Chinese baseball coach

Wang Aiping (born 18 March 1972) is a Chinese baseball coach who is known for coaching the China national baseball team in the 2008 Olympic Games and the 2009 World Baseball Classic. He has also served as a coach for the Guangdong Leopards.

==Early life==
Wang Aiping was born 18 March 1972 in Lanzhou City, Gansu Province, China. From 1978 to 1986, he attended primary and secondary school, where he learned to play baseball in Lanzhou City, Yuzhong County at Gansu Province. Wang became a member of a baseball team in Lanzhou City from 1987 to 1994.

In 1995, he became a member of a baseball team in Guangdong Province, where he played until 2001. He then became an assistant coach for the baseball team, a role he held until 2005. He was the head coach of the Chinese National baseball team from 2006 to 2009. In March 2010, Aiping became a softball coach in Guangdong Province, a role he still holds.

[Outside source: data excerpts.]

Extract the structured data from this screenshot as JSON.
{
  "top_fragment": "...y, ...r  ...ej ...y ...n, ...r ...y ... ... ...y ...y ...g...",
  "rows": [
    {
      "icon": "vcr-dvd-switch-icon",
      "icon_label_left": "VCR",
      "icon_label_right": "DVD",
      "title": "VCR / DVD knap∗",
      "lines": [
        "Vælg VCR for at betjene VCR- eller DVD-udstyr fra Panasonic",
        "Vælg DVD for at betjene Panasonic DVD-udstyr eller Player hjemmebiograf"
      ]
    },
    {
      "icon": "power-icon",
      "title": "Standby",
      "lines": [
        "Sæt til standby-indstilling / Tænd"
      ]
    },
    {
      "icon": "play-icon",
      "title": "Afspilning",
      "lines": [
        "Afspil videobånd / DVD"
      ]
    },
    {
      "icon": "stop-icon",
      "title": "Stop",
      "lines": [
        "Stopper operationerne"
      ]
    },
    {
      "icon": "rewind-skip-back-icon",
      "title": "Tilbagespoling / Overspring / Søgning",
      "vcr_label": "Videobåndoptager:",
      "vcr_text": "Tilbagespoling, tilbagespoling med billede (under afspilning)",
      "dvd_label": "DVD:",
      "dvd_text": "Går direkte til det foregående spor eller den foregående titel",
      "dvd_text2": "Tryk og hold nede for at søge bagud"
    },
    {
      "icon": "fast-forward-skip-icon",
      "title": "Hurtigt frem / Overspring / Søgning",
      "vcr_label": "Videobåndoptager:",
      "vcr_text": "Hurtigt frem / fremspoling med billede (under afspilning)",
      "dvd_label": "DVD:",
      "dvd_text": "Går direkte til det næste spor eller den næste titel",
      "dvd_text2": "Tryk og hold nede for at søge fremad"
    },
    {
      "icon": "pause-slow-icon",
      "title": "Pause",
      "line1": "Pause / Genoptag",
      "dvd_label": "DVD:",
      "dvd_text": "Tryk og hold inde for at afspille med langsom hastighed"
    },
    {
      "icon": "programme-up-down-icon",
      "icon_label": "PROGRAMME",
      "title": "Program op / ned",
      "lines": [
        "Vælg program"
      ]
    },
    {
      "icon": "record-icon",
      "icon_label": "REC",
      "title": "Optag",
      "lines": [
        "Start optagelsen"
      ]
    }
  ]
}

==Baseball career achievements==

===1997===
- Third place on 8th National Games.

===1998 - 2001===
- Third place on National Championship.

===2001===
- Second place on 9th National Games.

===2003===
- First place on National Championship.

===2005===
- Fifth place on 10th National Games.

===2008===
- 8th place on 2008 Beijing Olympic Games.

===2009===
- Participated in the Baseball World Series held in Japan.

==Softball career achievements==

===2010===
- 2nd place on National Championship when he was appointed as a main coach. 1st place on National Championship.

===2011===
- 3rd place on National Championship.